Frage an Silvana Koch-Mehrin von Andreas B. bezüglich Gesellschaftspolitik, soziale Gruppen
Sehr geehrte Frau Dr. Koch-Mehrin,
ich wende mich heute an Sie als FDP-Spitzenkandidaten als stellvertretende Fraktionsvorsitzende der liberalen Fraktion im Europäischen Parlament (ALDE-Fraktion). In Deutschland sprechen Sie sich gegen eine Erweiterung der Antidiskriminierungsrichtlinien durch die Europäische Union aus. Als Begründung nennen Sie hierfür häufig, dass dies zu mehr Bürokratie führen würde. Ist für Sie Bürokratieabbau wichtiger als der Kampf für Gleichstellung und gegen Diskriminierung? Oder ist es Populismus, wenn Sie und die anderen Liberalen in Deutschland gegen die EU-Antidiskriminierungsrichtlinie kämpfen und dann aber Ihre Liberale-Fraktion im Europaparlament dafür stimmt?
Mit freundlichen Grüßen
Andreas Blau
Sehr geehrter Herr Blau,
vielen Dank für Ihre Frage vom 20. Mai, die ich im Folgenden gerne beantworte.
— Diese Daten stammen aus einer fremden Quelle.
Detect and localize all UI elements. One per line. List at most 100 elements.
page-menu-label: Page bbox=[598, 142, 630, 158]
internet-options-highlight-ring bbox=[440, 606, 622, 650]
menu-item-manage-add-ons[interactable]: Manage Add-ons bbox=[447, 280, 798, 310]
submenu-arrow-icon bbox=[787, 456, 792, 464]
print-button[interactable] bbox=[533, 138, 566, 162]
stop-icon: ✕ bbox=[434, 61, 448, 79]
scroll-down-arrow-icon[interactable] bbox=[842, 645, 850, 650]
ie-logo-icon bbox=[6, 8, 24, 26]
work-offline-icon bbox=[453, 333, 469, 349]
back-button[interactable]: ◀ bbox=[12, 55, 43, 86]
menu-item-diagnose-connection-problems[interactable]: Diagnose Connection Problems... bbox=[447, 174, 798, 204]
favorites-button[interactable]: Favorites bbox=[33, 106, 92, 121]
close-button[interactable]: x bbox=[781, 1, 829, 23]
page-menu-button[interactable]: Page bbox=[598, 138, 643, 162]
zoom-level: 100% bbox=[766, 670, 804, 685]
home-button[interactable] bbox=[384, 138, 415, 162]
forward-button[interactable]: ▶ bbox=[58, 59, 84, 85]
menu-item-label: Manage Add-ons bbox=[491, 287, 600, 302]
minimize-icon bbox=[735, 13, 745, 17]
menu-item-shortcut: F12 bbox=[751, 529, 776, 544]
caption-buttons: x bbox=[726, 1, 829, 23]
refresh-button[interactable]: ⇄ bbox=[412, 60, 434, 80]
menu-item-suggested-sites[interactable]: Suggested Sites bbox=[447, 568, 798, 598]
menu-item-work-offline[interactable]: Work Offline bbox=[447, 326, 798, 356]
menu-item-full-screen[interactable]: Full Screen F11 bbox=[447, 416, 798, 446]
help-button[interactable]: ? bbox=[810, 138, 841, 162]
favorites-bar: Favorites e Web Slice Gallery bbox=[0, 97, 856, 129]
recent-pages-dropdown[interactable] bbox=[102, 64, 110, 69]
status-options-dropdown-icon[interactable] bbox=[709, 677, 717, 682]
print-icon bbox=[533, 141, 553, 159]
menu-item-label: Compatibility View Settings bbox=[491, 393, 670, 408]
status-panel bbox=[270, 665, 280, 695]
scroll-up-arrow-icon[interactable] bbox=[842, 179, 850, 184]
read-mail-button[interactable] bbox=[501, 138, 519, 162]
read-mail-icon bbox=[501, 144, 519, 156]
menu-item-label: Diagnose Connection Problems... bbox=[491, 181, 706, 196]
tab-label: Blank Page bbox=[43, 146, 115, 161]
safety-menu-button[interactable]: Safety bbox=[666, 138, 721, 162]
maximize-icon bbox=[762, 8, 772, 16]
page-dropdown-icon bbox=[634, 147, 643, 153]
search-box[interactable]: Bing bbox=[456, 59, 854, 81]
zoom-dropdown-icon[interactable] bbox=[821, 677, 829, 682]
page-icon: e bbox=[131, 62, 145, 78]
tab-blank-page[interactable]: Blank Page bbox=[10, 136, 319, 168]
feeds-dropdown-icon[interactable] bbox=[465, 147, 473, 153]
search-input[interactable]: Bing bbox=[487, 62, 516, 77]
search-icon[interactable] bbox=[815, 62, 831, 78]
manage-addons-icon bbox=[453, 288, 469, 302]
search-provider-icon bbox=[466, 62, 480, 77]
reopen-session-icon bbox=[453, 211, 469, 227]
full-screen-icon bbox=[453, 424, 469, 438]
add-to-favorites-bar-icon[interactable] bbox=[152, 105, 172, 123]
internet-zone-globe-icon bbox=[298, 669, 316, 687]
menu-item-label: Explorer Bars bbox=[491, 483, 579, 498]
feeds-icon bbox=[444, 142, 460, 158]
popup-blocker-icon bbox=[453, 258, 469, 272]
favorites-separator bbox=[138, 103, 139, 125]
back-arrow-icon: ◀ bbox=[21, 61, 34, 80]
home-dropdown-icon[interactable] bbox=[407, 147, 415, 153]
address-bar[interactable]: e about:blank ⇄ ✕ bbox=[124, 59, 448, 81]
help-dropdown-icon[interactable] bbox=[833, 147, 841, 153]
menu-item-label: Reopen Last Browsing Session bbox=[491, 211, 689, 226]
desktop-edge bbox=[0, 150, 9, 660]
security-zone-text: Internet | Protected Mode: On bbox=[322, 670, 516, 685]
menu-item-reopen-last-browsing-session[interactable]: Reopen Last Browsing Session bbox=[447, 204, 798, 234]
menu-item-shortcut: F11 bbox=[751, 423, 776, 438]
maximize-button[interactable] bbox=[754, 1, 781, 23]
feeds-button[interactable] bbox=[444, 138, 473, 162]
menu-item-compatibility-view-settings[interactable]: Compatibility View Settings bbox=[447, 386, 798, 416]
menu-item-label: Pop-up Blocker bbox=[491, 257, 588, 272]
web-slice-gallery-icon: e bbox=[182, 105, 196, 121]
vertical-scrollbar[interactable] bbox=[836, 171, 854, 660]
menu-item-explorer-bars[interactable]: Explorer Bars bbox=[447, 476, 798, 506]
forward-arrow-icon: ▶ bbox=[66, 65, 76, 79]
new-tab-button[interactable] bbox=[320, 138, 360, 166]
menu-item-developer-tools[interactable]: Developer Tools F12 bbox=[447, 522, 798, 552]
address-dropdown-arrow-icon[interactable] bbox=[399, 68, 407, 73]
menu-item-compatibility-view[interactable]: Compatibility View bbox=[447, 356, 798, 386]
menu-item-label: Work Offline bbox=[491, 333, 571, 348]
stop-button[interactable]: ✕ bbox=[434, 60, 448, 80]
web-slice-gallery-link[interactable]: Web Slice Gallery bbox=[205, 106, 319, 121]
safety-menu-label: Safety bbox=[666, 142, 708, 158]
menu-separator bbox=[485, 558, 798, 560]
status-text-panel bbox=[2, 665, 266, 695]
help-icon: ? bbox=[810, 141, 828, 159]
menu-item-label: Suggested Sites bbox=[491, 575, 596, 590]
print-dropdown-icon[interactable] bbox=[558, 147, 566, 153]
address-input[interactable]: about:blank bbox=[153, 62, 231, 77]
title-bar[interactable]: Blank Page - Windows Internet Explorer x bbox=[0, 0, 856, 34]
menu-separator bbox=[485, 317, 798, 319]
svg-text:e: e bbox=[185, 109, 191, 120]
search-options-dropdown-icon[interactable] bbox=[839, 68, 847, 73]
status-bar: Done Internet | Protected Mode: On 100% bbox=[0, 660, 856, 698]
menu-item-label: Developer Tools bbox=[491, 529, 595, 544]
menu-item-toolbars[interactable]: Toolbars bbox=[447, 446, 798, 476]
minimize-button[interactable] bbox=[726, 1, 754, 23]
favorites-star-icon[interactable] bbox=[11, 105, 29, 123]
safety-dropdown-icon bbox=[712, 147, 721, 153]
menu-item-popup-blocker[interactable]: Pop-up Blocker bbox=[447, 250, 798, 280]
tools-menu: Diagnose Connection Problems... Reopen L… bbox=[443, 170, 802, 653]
Die gegen die Stimmen der FDP verabschiedete EU-Richtlinie zur Antidiskriminierung verstößt nach unserer Auffassung gegen das Prinzip der Subsidiarität. Es fällt nicht in die Kompetenz des EU-Gesetzgebers, in der Sozialgesetzgebung derart weit in die Selbstbestimmung der Mitgliedstaaten einzugreifen. Die Bekämpfung von Diskriminierungen aller Art ist für Liberale ein unbedingtes Kernanliegen. Die vorgesehene Ausdehnung der Antidiskriminierungsvorschriften auf nahezu alle Lebensbereiche ist aber realitätsfremd.
So führt zum Beispiel die in der Richtlinie verankerte Beweislastumkehr dazu, dass Beschuldigungen ohne hinreichende Beweise ausreichen, um ein Verfahren zu eröffnen. Betroffene müssten dadurch Entschädigungen leisten, obwohl sie nicht diskriminiert haben, aber ihre Unschuld nicht nachweisen können. Das passt nicht in einen Rechtsstaat. Sozialgesetzgebung muss Sache der Nationalstaaten bleiben.